该库假定已预先实现了适用于匹配文法的适当原始词法分析器 (raw tokenizer),定义了 parser.expect("<some token literal>")
和 parser.expect(kind: .someTokenKind)
的结果。 并且存在一组适当的类型来描述所需的 AST (抽象语法树) 表示,以便在 { actions }
中使用,以在解析期间生成所需的 AST 结构。
灵感来自 Python 创始人 Guido van Rossum 的 PEG 解析 系列博客文章。
从左递归数学表达式的文法文件开始
# Define that the parser being generated is called 'TestGrammarParser'. Assumes it already exists as a subclass of PEGParser<RawTokenizer>
@parserName "TestGrammarParser" ; # @meta-properties can be used to signal grammar processors and code generators of certain properties, and must precede all rules in a grammar
@token NAME ; # Identifiers must resolve to rules/tokens; @token meta-property forward-declares token identifiers and is detected by GrammarProcessor
@token NUMBER ;
@token NEWLINE ;
start[TestGrammarAST.Expression]: # Rules can optionally specify their return value within [ square brackets ]
| expr _=NEWLINE? { expr } # Optional code with { curly braces } to be executed and returned when alternative matches
;
expr[TestGrammarAST.Expr]:
# v Tokens can be specified as string literals- no need to forward declare
| expr '+' term { .add(expr, term) }
| expr '-' term { .sub(expr, term) }
| term { .term(term) }
;
term[TestGrammarAST.Term]:
| term '*' factor { .mul(term, factor) }
| term '/' factor { .div(term, factor) }
| factor { .factor(factor) }
;
factor[TestGrammarAST.Factor]:
| '(' expr ')' { .expr(expr) }
| atom { .atom(atom) }
;
atom[TestGrammarAST.Atom]:
| NAME { .name(name) }
| NUMBER { .number(number) }
;
并为文法定义了自定义语法树
indirect enum Expr: CustomStringConvertible {
case add(Self, Term)
case sub(Self, Term)
case term(Term)
var description: String { ... }
}
indirect enum Term: CustomStringConvertible {
case mul(Self, Factor)
case div(Self, Factor)
case factor(Factor)
var description: String { ... }
}
indirect enum Factor: CustomStringConvertible {
case expr(Expr)
case atom(Atom)
var description: String { ... }
}
enum Atom: CustomStringConvertible {
case name(Substring)
case number(Double)
var description: String { ... }
}
可以使用以下代码生成解析器
let tokenizer = GrammarRawTokenizer(source: grammarString)

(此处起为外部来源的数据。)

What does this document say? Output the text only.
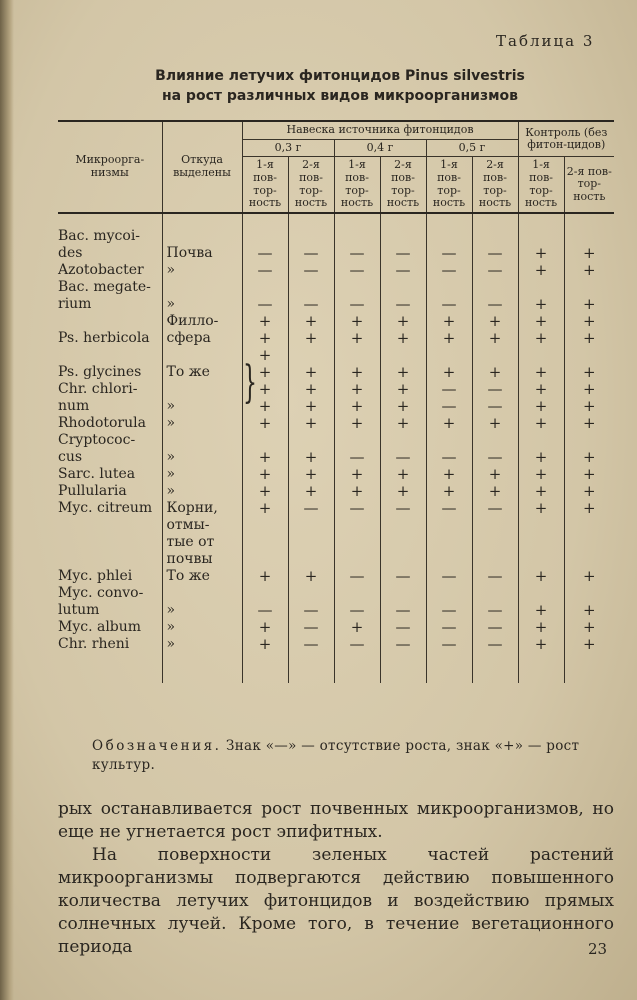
Таблица 3
Влияние летучих фитонцидов Pinus silvestris
на рост различных видов микроорганизмов
Микроорга-низмы	Откуда выделены	Навеска источника фитонцидов						Контроль (без фитон-цидов)	
		0,3 г		0,4 г		0,5 г			
		1-я пов-тор-ность	2-я пов-тор-ность	1-я пов-тор-ность	2-я пов-тор-ность	1-я пов-тор-ность	2-я пов-тор-ность	1-я пов-тор-ность	2-я пов-тор-ность

Bac. mycoi-									
des	Почва	—	—	—	—	—	—	+	+
Azotobacter	»	—	—	—	—	—	—	+	+
Bac. megate-									
rium	»	—	—	—	—	—	—	+	+
	Филло-	+	+	+	+	+	+	+	+
Ps. herbicola	сфера	+	+	+	+	+	+	+	+
		+							
Ps. glycines	То же	+	+	+	+	+	+	+	+
Chr. chlori-		+	+	+	+	—	—	+	+
num	»	+	+	+	+	—	—	+	+
Rhodotorula	»	+	+	+	+	+	+	+	+
Cryptococ-									
cus	»	+	+	—	—	—	—	+	+
Sarc. lutea	»	+	+	+	+	+	+	+	+
Pullularia	»	+	+	+	+	+	+	+	+
Myc. citreum	Корни,	+	—	—	—	—	—	+	+
	отмы-								
	тые от								
	почвы								
Myc. phlei	То же	+	+	—	—	—	—	+	+
Myc. convo-									
lutum	»	—	—	—	—	—	—	+	+
Myc. album	»	+	—	+	—	—	—	+	+
Chr. rheni	»	+	—	—	—	—	—	+	+

}
Обозначения. Знак «—» — отсутствие роста, знак «+» — рост культур.

рых останавливается рост почвенных микроорганизмов, но еще не угнетается рост эпифитных.

На поверхности зеленых частей растений микроорганизмы подвергаются действию повышенного количества летучих фитонцидов и воздействию прямых солнечных лучей. Кроме того, в течение вегетационного периода	23
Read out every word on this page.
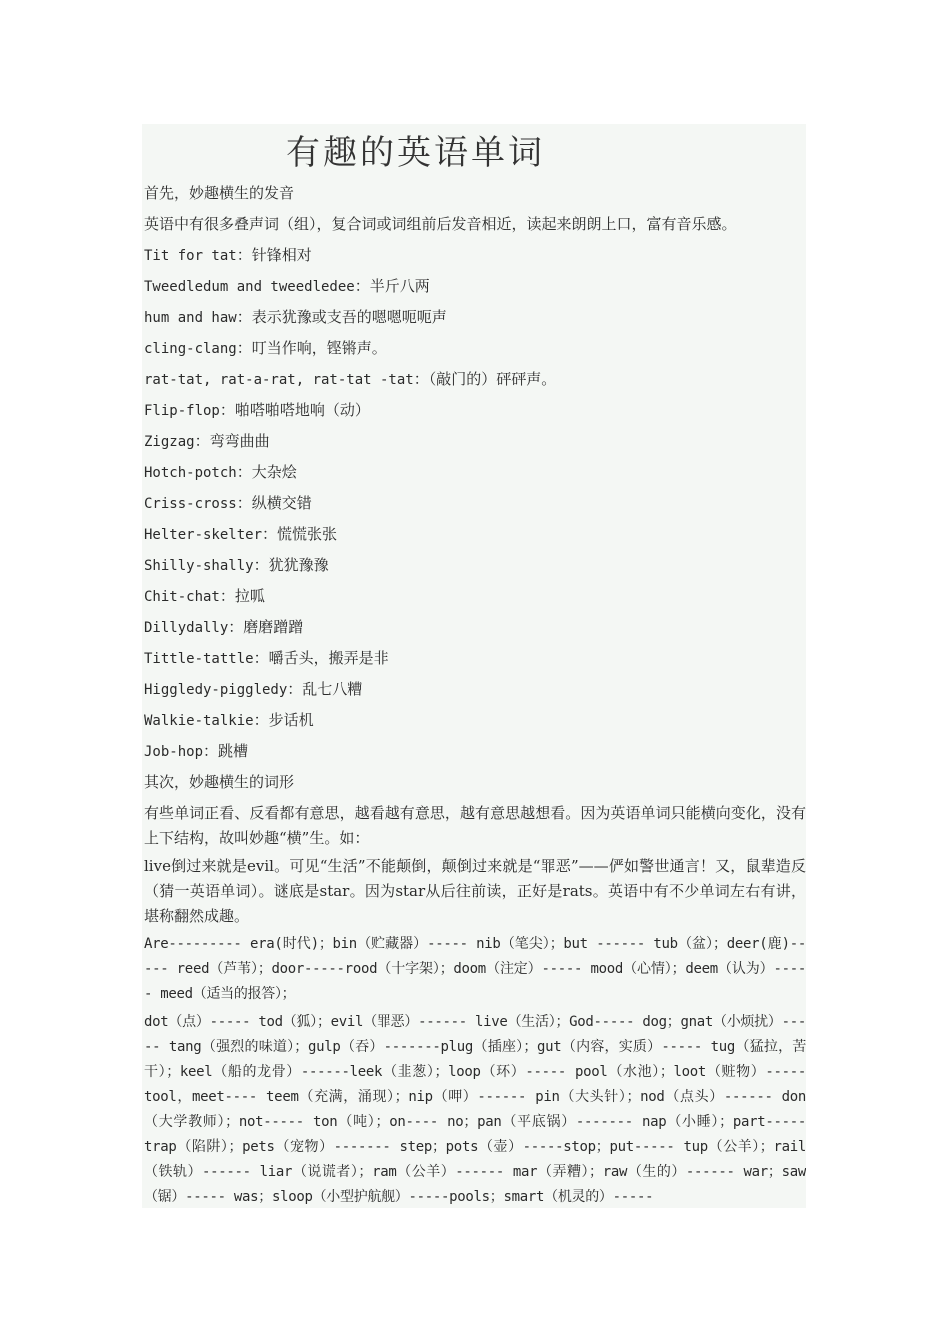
有趣的英语单词
首先，妙趣横生的发音
英语中有很多叠声词（组），复合词或词组前后发音相近，读起来朗朗上口，富有音乐感。
Tit for tat：针锋相对
Tweedledum and tweedledee：半斤八两
hum and haw：表示犹豫或支吾的嗯嗯呃呃声
cling-clang：叮当作响，铿锵声。
rat-tat, rat-a-rat, rat-tat -tat：（敲门的）砰砰声。
Flip-flop：啪嗒啪嗒地响（动）
Zigzag：弯弯曲曲
Hotch-potch：大杂烩
Criss-cross：纵横交错
Helter-skelter：慌慌张张
Shilly-shally：犹犹豫豫
Chit-chat：拉呱
Dillydally：磨磨蹭蹭
Tittle-tattle：嚼舌头，搬弄是非
Higgledy-piggledy：乱七八糟
Walkie-talkie：步话机
Job-hop：跳槽
其次，妙趣横生的词形

有些单词正看、反看都有意思，越看越有意思，越有意思越想看。因为英语单词只能横向变化，没有上下结构，故叫妙趣“横”生。如：

live倒过来就是evil。可见“生活”不能颠倒，颠倒过来就是“罪恶”——俨如警世通言！又，鼠辈造反（猜一英语单词）。谜底是star。因为star从后往前读，正好是rats。英语中有不少单词左右有讲，堪称翻然成趣。

Are--------- era(时代)；bin（贮藏器）----- nib（笔尖）；but ------ tub（盆）；deer(鹿)----- reed（芦苇）；door-----rood（十字架）；doom（注定）----- mood（心情）；deem（认为）----- meed（适当的报答）；

dot（点）----- tod（狐）；evil（罪恶）------ live（生活）；God----- dog；gnat（小烦扰）----- tang（强烈的味道）；gulp（吞）-------plug（插座）；gut（内容，实质）----- tug（猛拉，苦干）；keel（船的龙骨）------leek（韭葱）；loop（环）----- pool（水池）；loot（赃物）----- tool，meet---- teem（充满，涌现）；nip（呷）------ pin（大头针）；nod（点头）------ don（大学教师）；not----- ton（吨）；on---- no；pan（平底锅）------- nap（小睡）；part----- trap（陷阱）；pets（宠物）------- step；pots（壶）-----stop；put----- tup（公羊）；rail（铁轨）------ liar（说谎者）；ram（公羊）------ mar（弄糟）；raw（生的）------ war；saw（锯）----- was；sloop（小型护航舰）-----pools；smart（机灵的）-----
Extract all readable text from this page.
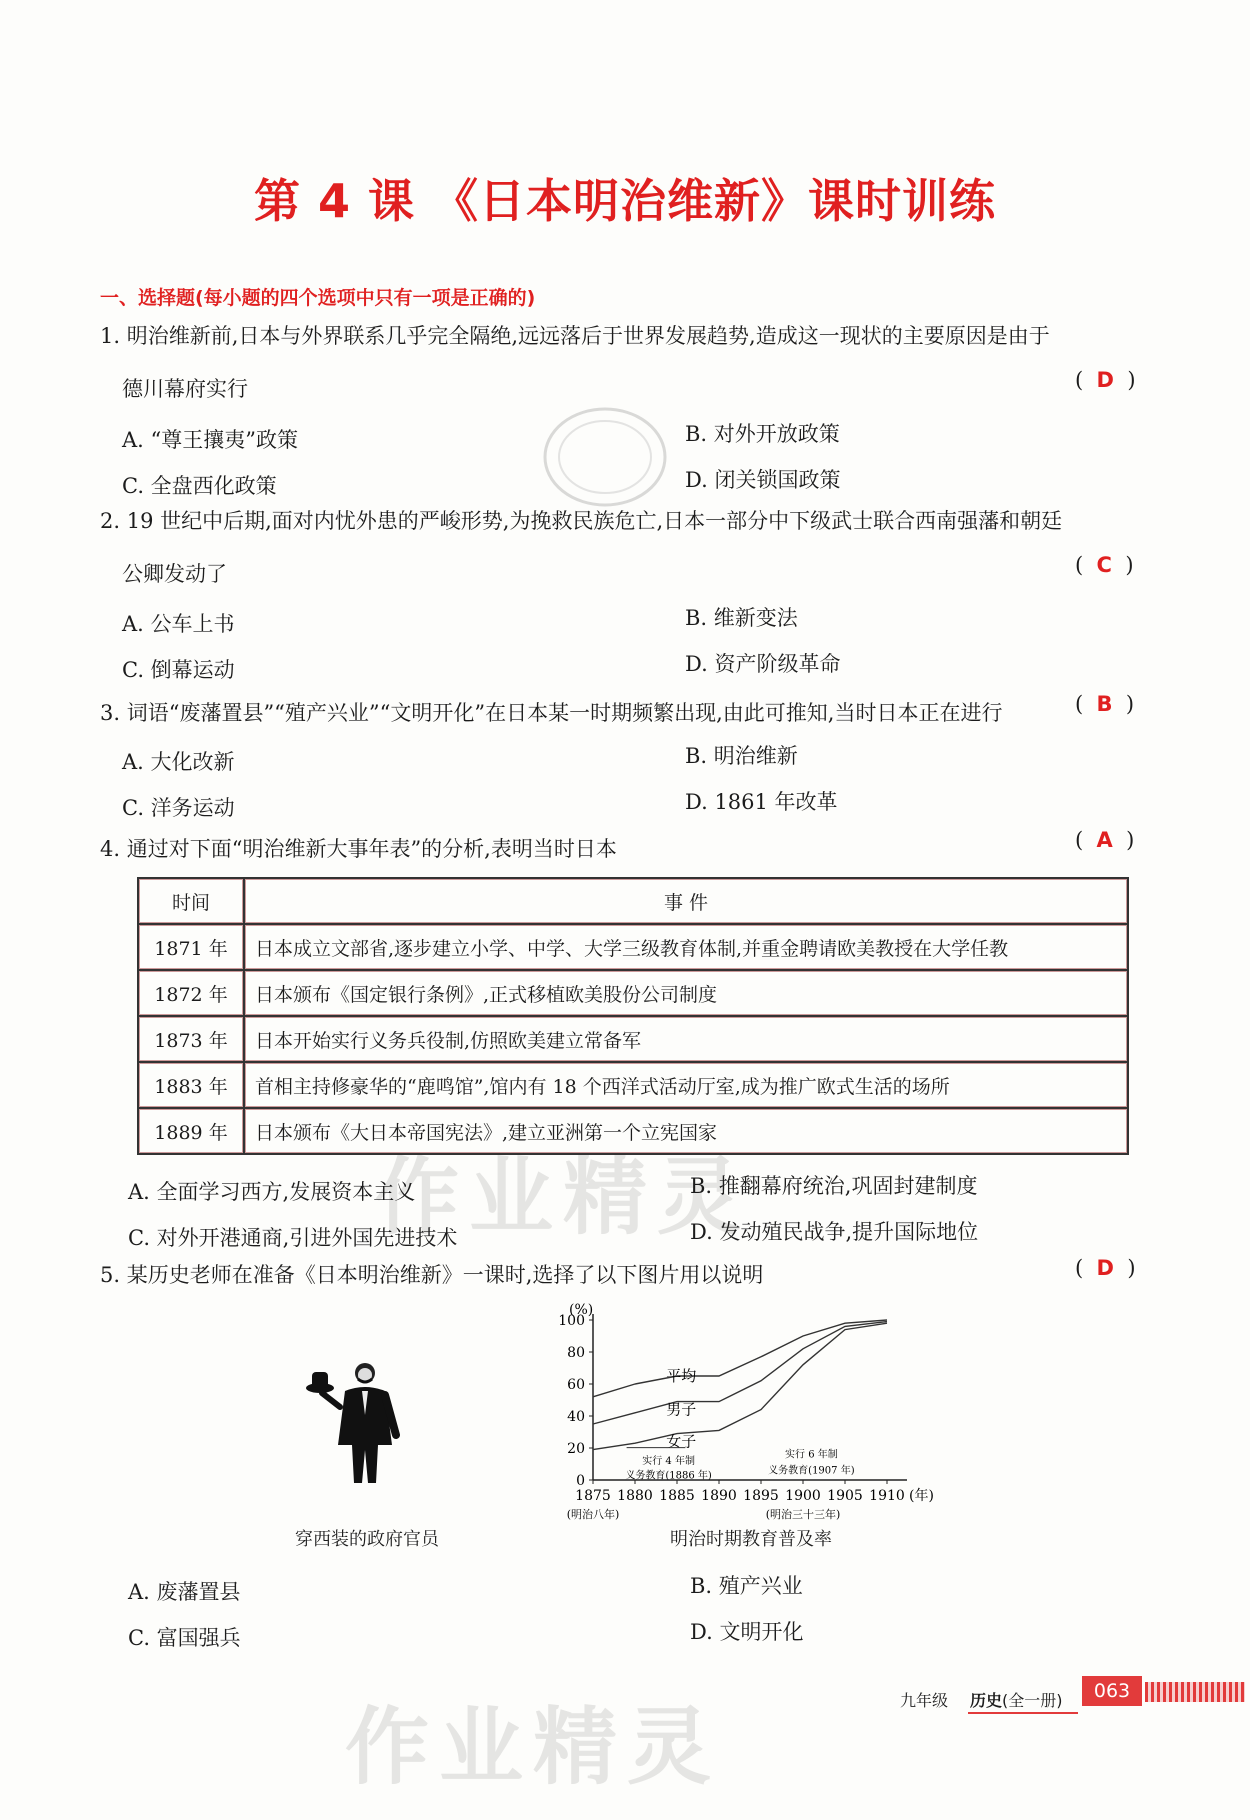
作业精灵
作业精灵
第 4 课 《日本明治维新》课时训练
一、选择题(每小题的四个选项中只有一项是正确的)
1. 明治维新前,日本与外界联系几乎完全隔绝,远远落后于世界发展趋势,造成这一现状的主要原因是由于
德川幕府实行	(  D  )
A. “尊王攘夷”政策	B. 对外开放政策
C. 全盘西化政策	D. 闭关锁国政策
2. 19 世纪中后期,面对内忧外患的严峻形势,为挽救民族危亡,日本一部分中下级武士联合西南强藩和朝廷
公卿发动了	(  C  )
A. 公车上书	B. 维新变法
C. 倒幕运动	D. 资产阶级革命
3. 词语“废藩置县”“殖产兴业”“文明开化”在日本某一时期频繁出现,由此可推知,当时日本正在进行	(  B  )
A. 大化改新	B. 明治维新
C. 洋务运动	D. 1861 年改革
4. 通过对下面“明治维新大事年表”的分析,表明当时日本	(  A  )
时间	事 件
1871 年	日本成立文部省,逐步建立小学、中学、大学三级教育体制,并重金聘请欧美教授在大学任教
1872 年	日本颁布《国定银行条例》,正式移植欧美股份公司制度
1873 年	日本开始实行义务兵役制,仿照欧美建立常备军
1883 年	首相主持修豪华的“鹿鸣馆”,馆内有 18 个西洋式活动厅室,成为推广欧式生活的场所
1889 年	日本颁布《大日本帝国宪法》,建立亚洲第一个立宪国家
A. 全面学习西方,发展资本主义	B. 推翻幕府统治,巩固封建制度
C. 对外开港通商,引进外国先进技术	D. 发动殖民战争,提升国际地位
5. 某历史老师在准备《日本明治维新》一课时,选择了以下图片用以说明	(  D  )
穿西装的政府官员
100
80
60
40
20
0
(%)
1875 1880 1885 1890 1895 1900 1905 1910 (年)
(明治八年)	(明治三十三年)
平均
男子
女子
实行 4 年制
义务教育(1886 年)
实行 6 年制
义务教育(1907 年)
明治时期教育普及率
A. 废藩置县	B. 殖产兴业
C. 富国强兵	D. 文明开化
九年级 历史(全一册)	063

let parser = GrammarParser(raw: tokenizer)
guard let grammar = try parser.start(), parser.isEOF() else {
throw parser.makeSyntaxError()
}
let processor = GrammarProcessor(delegate: nil)
// Process and validate grammar
let processedGrammar = try processor.process(grammar)
let codeGen = SwiftCodeGen(from: processedGrammar)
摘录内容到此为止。